FORMISANO (Misto-IdV). Domando di parlare per dichiarazione di voto.
PRESIDENTE. Ne ha facoltà.
FORMISANO (Misto-IdV). Signor Presidente, colleghi, rappresentanti del Governo, mi corre l'obbligo di precisare subito che questo non era un provvedimento di maggioranza; lo ha ribadito il Presidente del Consiglio così come il ministro della giustizia: si tratta di un provvedimento parlamentare. Sotto questo profilo, quindi, è stato giusto e sarà sempre giusto che quando i provvedimenti sono di natura parlamentare, vi sia il più ampio dibattito, al di là degli schieramenti e quindi al di là delle maggioranze e delle opposizioni.
Per quanto riguarda l'Italia dei Valori, credo si possa dire che il nostro comportamento in quest'Aula è stato di una linearità nella battaglia...
BARBATO (Misto-Pop-Udeur). L'insulto però è un'altra cosa. (Richiami del Presidente).
PRESIDENTE. Per favore, senatore Barbato! Ma che fa, scende anche per parlare? Ha già parlato.
Prego, senatore Formisano.
FORMISANO (Misto-IdV). Mi dispiace perché, tra l'altro, io e il senatore Barbato militiamo nello stesso Gruppo, quello Misto, in onore del quale ho dovuto accettare, per rispetto delle altre sensibilità diverse da quelle dell'Italia dei Valori, di contenere in pochi minuti i nostri interventi, per serietà e rispetto verso gli altri senatori.
Questa mattina nel mio intervento ho sostenuto che avremmo condotto con serenità, con sobrietà, ma con fermezza la nostra battaglia qui in Aula, entro quelle 48 ore che sono oggettivamente poche per affrontare un problema, l'indulto, che credo non si affrontasse in Italia da quindici anni ed oltre.
Credo che il comportamento mantenuto in Commissione prima e in Aula dopo non consenta assolutamente di dare un giudizio che non sia di estrema serietà per una battaglia nella quale crediamo e che abbiamo deciso di sostenere dentro e fuori dall'Aula. Si tratta di una battaglia nella quale pensiamo di non essere isolati nel Paese. Certo, gli eccessi sono fisiologici alla democrazia, ma credo che, tutto sommato, la battaglia dell'Italia dei Valori sia stata condotta in buona fede e con disponibilità a valutare qualsiasi apertura sin da stamattina, se fosse venuta.
Ho apprezzato la conduzione dei lavori della Commissione giustizia e, in particolare, l'atteggiamento del relatore, che in alcuni casi si è rimesso all'Aula.
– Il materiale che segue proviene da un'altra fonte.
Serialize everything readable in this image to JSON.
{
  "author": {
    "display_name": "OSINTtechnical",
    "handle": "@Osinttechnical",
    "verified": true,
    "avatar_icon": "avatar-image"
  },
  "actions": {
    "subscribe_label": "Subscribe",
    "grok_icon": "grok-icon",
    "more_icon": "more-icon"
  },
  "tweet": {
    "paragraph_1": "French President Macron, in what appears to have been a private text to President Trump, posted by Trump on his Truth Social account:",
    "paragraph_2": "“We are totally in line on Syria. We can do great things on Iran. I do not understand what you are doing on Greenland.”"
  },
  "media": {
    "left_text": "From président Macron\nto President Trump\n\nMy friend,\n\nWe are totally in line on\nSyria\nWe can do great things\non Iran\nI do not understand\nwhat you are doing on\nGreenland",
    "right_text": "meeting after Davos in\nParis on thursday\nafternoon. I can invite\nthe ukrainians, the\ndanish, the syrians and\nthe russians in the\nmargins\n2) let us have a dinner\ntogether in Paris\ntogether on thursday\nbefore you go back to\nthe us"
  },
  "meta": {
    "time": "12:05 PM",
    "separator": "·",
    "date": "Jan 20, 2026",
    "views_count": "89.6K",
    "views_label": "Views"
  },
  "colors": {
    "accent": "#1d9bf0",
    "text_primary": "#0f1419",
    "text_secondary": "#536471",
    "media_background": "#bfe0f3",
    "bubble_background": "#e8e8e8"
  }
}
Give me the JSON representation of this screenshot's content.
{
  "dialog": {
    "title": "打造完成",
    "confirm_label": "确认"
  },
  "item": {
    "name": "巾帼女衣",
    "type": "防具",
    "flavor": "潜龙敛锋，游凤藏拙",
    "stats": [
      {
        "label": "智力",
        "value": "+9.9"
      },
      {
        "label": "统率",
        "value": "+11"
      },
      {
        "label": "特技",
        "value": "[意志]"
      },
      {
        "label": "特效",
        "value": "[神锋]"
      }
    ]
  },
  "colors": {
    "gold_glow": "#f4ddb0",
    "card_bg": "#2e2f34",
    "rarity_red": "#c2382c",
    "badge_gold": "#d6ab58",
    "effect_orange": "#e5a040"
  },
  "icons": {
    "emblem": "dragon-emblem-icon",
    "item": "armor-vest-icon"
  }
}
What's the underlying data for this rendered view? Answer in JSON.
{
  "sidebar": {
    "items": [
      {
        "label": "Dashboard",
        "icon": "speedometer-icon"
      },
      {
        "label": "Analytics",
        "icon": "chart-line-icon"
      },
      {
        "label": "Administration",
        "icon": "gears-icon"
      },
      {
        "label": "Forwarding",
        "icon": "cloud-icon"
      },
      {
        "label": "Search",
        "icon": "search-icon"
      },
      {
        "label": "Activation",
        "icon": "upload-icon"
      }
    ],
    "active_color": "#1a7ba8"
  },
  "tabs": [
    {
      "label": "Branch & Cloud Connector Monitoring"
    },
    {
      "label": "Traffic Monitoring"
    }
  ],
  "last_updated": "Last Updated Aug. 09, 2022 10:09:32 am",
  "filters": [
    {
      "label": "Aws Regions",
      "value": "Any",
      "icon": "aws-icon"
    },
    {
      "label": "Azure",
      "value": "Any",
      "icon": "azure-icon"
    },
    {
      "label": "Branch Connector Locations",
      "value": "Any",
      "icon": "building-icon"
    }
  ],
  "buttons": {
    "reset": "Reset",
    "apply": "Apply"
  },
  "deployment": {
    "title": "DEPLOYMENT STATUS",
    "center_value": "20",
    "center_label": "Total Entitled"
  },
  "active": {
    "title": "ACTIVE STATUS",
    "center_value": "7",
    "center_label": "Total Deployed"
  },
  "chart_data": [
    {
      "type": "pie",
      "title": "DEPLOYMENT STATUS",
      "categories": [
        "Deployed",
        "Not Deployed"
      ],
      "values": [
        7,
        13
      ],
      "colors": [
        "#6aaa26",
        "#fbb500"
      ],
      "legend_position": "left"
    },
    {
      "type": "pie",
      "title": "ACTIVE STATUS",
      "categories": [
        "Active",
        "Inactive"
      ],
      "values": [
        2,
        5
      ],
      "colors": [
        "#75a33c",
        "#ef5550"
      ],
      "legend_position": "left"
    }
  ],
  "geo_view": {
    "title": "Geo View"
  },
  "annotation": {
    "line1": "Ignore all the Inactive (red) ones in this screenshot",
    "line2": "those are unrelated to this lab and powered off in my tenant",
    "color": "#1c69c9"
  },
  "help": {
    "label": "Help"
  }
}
Debbo constatare che la sensibilità evidentemente è stata scarsa rispetto al relatore, che da alcune parti ho sentito addirittura definire relatore di minoranza. Ricordo ai colleghi che così lo hanno definito che si tratta di un relatore di una Commissione, indipendentemente dai ruoli di maggioranza o di minoranza, perché esaminavamo un provvedimento che nasceva nel Parlamento.
L'Aula non ha ritenuto di valutare le aperture offerte dal relatore rispetto ad un miglioramento del testo; non ha ritenuto di considerare fondate alcune osservazioni che per noi invece lo sono, esposte dal senatore D'Ambrosio; non ha ritenuto di colmare una lacuna inspiegabile e risolvere la difficoltà che noi dell'Italia dei Valori abbiamo su un punto specifico, ossia spiegare ai cittadini perché, per quanto riguarda i reati di associazione mafiosa, è prevista la non inclusione nell'indulto per gli articoli 416 e 416-bis, ma non per il 416-ter.
Questo dubbio resterà, e non mi pare che sia stato superato da quanto sostenuto dal senatore Casson nel suo intervento. Debbo apprezzare invece il relatore che ha fornito giurisprudenza all'Aula sull'utilità del mantenimento nel codice dell'articolo 416-ter. Probabilmente più avanti - mi auguro che non sia così - capiremo perché questa esclusione sia stata così fortemente voluta da una maggioranza trasversale rispetto a quella che oggi governa il Paese.
Signor Presidente,concludo osservando che ero fra quelli che hanno ascoltato la richiesta di Papa Giovanni Paolo II alle Camere riunite di un provvedimento di clemenza. Bene, Presidente, non credo che la clemenza che stiamo dando con questo provvedimento sia quella invocata dal Papa. Non penso che egli abbia invocato clemenza per i furbetti del quartiere o per altri che sicuramente non rientrano nella previsione che aveva in mente il Papa quando ci chiedeva di fare questo; probabilmente pensava ai poveri cristi. Penso che con questo provvedimento non salviamo - mi auguro in buona fede da parte della stragrande maggioranza dell'Aula, ma non so se è così - né i poveri, né i cristi.